The relatively unproven MSP business model got a credibility boost recently with the signing of a multimillion- dollar contract between a new management service provider and Global 2000 manufacturer Freightliner LLC.
The contract, valued at between $5 million and $10 million over three years, is one of the largest MSP contracts signed to date, and the agreement was signed with a provider operating in stealth mode for the last two years called T-Systems U.S. But the Chicago-based services organization, owned in part by DaimlerChrysler AG and Deutsche Telekom AG, will throw off its cloak of anonymity by officially launching five managed services offerings it has been quietly peddling to large and midsize organizations such as Bank of America Corp. and Deutsche Lufthansa AG.
T-Systems, formed through a complex series of moves out of the services and systems integration arm of DaimlerBenz AG, created five MSP offerings—consisting of network, server, storage, desktop and application management services—to cover a range of IT infrastructure management.
Freightliner, which had worked with T-Systems under a previous services contract, signed a new contract for T-Systems network management services covering the deployment and ongoing support of a new nationwide network connecting 300 or more dealers for its Western Star and Sterling truck and bus lines.
Although T-Systems—formerly called Debis, for DaimlerBenz Interservices—had a leg up on the competition by virtue of being a sister company to Freightliner, it was more than just joint ownership that helped the company win the contract, according to Rob Hassell, CIO at Freightliner, in Portland, Ore.
“They came forward with a not-so-traditional approach,” Hassell said. “They were thinking out of the box—not just reselling phone company technology.”
Once it is completed, T-Systems will own the dealer network it is deploying for Freightliner. “Theyll be providing services to our dealers, providing the technology and some backup help desk functions—level two/level three from a hardware standpoint,” Hassell said.
T-Systems will offer the network infrastructure to between 350 and 400 Western Star and Sterling dealers, although Freightliner said it believes about 200 will go with the upgraded network.
“They are building us a frame relay, fractional T-1 network using Cisco [Systems Inc. 3600] routers,” said Doug Vakoc, director of Freightliner software. “The network will be used to connect various applications, all of which are being reprogrammed into Web style from client/server and will be used by dealers who have multiple locations [to connect those together].” Vakoc is responsible for Freightliner dealer systems.
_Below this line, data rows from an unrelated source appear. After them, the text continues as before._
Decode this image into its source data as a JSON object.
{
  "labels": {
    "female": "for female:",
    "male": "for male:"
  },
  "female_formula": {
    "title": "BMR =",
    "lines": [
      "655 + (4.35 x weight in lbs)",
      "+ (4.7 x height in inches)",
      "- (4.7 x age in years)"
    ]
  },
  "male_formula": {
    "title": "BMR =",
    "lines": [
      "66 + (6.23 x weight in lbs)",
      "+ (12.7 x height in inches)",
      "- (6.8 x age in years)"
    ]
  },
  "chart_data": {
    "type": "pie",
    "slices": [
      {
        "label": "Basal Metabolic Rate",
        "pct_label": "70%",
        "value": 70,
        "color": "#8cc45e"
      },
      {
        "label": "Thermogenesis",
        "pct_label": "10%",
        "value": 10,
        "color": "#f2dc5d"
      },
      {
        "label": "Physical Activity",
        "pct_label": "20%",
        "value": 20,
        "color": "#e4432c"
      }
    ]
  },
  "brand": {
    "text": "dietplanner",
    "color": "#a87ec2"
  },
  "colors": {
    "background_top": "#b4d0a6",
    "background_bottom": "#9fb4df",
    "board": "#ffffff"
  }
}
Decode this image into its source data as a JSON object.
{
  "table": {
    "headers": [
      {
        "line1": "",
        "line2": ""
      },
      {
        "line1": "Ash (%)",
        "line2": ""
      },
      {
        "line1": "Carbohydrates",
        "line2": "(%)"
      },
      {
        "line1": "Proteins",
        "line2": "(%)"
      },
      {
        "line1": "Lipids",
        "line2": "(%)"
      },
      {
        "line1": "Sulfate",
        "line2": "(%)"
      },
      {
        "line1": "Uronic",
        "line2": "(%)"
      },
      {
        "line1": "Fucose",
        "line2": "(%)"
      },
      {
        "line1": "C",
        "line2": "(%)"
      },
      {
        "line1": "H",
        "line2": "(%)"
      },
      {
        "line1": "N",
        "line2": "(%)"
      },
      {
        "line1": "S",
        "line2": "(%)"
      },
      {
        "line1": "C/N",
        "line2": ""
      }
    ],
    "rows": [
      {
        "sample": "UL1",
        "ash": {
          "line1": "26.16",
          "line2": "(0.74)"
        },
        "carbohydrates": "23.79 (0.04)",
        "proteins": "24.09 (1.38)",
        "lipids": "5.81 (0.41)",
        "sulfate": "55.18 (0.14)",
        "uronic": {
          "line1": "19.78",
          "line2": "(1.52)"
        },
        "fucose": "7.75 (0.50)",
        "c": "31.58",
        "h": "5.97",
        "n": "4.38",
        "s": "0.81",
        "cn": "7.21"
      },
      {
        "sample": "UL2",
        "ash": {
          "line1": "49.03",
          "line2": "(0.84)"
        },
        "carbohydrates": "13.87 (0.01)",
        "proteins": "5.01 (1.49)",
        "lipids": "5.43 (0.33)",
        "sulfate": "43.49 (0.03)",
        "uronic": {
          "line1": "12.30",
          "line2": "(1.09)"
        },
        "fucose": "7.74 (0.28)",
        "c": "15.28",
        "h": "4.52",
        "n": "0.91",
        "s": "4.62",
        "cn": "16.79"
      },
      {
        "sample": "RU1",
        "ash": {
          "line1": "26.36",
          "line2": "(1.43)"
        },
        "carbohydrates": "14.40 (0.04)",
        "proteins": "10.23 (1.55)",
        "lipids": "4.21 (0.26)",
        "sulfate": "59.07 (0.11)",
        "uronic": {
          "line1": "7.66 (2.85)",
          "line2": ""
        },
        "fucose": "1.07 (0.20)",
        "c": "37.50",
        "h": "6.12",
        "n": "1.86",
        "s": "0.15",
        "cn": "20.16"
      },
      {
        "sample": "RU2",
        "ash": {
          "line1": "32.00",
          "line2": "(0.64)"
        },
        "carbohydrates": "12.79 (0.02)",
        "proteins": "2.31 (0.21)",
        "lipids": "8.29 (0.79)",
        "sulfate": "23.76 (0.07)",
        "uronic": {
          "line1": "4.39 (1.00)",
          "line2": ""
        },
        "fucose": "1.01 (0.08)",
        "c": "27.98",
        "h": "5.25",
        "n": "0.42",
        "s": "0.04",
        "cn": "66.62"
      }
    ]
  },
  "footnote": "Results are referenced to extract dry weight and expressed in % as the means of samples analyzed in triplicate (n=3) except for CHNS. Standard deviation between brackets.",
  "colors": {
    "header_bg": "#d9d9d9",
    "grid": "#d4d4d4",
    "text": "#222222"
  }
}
T-Systems will also provide dealers with Internet access.
The network is an extension of an upgrade that T-Systems did for the existing Freightliner dealer network. Freightliner went outside for help with the network because it wanted to control costs but still provide a high level of service to its dealers.
“We wanted to focus our internal resources where we add value and where somebody on the outside could manage the network as good or even better than we can,” Vakoc said. “And we needed someone to support it in each of these locations. That would be too much for our resources.”
The desire to control costs and use internal resources where they offer the greatest value was a good fit with T-Systems business model. “Our approach is to take over their infrastructure costs as they are and as we apply our managed service infrastructure; over time, we drive the cost down and begin to create savings,” said Andrew Borgstrom, CEO at T-Systems.
“We start billing them for their cost from Day One—taking over their existing contracts and assets—and then apply our service model,” Borgstrom said. “Customers love that approach because it provides skin in the game.”
True to the MSP model, T-Systems takes on the upfront risk of creating the management and support infrastructures for the clients systems, and the client is billed for the service on a monthly basis. “It puts zero risk on the customer and puts all the burden on us,” Borgstrom said. “We do a very detailed assessment and make sure that we can achieve savings through our process, people, tools and subcontractors.”
“There are some clients where we think we can guarantee we can save them 40 percent on infrastructure costs,” he said. “If a customer has a decent infrastructure, we think we can drive costs out materially and do so in a gain-sharing approach.”
As MSPs such as T-Systems prove their mettle, they are gaining the attention of Fortune 2000 organizations.
“Were seeing a lot more investigation in [the MSP model] from Global 2000-type organizations. Were not seeing wholesale MSP initiatives, but were seeing departmental-level decisions,” said Corey Ferengul, an analyst at Meta Group Inc., in Chicago.